Pour un débutant, je recommande Birel ART (châssis S9 à partir de 4 200 €) ou CRG (Kalifornia 2 à 5 500 €). Ces marques offrent un bon équilibre entre rigidité et tolérance, ce qui permet d’apprendre sans se décourager. Évitez Tony Kart au début – trop rigide et exigeant.
Quel moteur choisir pour un kart de compétition en 2026 ?
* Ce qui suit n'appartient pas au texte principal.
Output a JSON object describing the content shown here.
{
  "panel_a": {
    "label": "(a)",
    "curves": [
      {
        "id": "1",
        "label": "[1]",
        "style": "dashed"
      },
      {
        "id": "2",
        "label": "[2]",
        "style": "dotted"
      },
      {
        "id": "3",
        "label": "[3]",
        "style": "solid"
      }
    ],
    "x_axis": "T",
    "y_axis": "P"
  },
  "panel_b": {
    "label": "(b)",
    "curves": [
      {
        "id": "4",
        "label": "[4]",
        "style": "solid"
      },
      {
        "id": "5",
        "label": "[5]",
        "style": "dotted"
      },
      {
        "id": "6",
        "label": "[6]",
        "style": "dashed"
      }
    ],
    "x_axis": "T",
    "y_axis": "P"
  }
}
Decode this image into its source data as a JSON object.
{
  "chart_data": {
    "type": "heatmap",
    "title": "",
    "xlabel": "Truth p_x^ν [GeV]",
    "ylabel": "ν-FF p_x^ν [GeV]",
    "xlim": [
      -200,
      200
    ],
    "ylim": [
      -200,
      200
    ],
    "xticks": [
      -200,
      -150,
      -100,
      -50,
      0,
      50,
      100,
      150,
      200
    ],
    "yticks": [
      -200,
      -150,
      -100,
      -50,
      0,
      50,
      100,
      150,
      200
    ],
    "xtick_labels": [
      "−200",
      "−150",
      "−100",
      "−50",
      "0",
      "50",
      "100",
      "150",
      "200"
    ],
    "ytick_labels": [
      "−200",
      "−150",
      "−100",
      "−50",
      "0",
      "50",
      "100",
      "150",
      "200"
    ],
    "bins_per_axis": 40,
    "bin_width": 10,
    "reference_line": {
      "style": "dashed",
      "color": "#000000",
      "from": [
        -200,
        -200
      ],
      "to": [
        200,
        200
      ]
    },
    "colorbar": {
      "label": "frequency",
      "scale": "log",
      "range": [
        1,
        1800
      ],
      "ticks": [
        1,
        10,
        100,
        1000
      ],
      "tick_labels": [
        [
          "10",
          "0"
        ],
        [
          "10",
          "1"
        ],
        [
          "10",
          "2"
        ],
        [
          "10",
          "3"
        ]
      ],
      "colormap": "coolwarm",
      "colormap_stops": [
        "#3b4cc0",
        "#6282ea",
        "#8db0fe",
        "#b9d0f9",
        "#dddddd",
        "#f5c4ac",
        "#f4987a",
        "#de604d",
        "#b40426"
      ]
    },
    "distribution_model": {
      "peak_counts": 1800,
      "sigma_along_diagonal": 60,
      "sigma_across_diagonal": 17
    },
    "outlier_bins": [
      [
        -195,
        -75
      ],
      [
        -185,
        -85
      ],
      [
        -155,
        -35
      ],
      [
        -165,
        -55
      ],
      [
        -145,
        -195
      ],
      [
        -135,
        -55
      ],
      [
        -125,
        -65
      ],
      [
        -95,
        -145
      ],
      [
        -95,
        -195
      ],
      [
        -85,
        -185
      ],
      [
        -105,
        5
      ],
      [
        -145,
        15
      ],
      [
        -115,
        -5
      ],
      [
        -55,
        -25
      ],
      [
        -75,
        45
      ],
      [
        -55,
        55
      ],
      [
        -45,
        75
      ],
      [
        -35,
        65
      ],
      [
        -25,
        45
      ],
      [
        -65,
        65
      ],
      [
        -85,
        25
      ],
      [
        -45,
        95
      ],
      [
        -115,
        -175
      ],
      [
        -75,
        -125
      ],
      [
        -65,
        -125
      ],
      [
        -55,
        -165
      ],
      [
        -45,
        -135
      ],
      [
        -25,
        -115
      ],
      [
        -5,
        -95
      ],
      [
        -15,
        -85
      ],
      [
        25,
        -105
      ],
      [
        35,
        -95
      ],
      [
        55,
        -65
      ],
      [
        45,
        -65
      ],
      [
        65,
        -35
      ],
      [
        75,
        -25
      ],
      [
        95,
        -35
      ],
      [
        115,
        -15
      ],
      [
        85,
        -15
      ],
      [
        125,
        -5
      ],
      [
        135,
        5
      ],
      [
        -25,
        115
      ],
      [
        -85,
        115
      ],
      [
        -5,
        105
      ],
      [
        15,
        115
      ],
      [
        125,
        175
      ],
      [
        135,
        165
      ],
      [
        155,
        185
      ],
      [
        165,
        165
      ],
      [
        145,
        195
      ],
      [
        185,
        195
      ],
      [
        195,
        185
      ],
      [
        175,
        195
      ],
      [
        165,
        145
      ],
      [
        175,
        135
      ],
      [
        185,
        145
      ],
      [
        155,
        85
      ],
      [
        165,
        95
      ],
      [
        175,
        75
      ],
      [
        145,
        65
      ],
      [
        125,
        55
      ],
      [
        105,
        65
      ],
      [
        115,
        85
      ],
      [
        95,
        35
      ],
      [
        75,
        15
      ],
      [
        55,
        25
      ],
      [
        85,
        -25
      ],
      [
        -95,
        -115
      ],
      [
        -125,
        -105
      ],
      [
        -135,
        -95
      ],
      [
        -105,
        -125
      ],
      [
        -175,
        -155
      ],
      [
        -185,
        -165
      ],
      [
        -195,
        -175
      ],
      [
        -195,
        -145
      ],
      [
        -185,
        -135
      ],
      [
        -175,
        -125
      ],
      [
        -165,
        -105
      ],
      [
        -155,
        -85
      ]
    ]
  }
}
Le Rotax Max Senior reste le meilleur rapport fiabilité/coût (environ 3 500 € neuf). L’IAME X30 est plus performant mais plus cher (4 000 €). Le TM est réservé aux pilotes expérimentés avec un budget entretien conséquent (1 500 €/an).
Combien coûte un kart de compétition professionnelle complet ?
Comptez entre 6 000 € et 12 000 € pour un kart neuf, châssis + moteur + accessoires. Un budget réaliste pour une saison complète (avec entretien, pneus et déplacements) tourne autour de 15 000 € à 20 000 €.
Quelle est la différence entre un châssis Tony Kart et un Birel ART ?
Tony Kart utilise un acier plus rigide (25CrMo4 avec traitement thermique spécifique) et une géométrie de train avant plus agressive. Birel ART privilégie un châssis plus souple, ce qui le rend plus tolérant sur les circuits bosselés mais moins performant sur les pistes lisses. En pratique, Tony Kart est 0,1 à 0,2 seconde plus rapide au tour sur un circuit parfait, mais Birel ART est plus facile à piloter.
Les karts d’occasion valent-ils le coup ?
Oui, à condition de bien vérifier l’état du châssis (rechercher des fissures, surtout au niveau des soudures) et du moteur (compression, jeu aux soupapes). Un bon plan : un châssis de 2-3 ans avec un moteur révisé peut coûter 3 000-4 000 €, soit 40 % de moins qu’un neuf. Mais méfiez-vous des karts qui ont roulé en compétition intensive – le châssis peut être fatigué.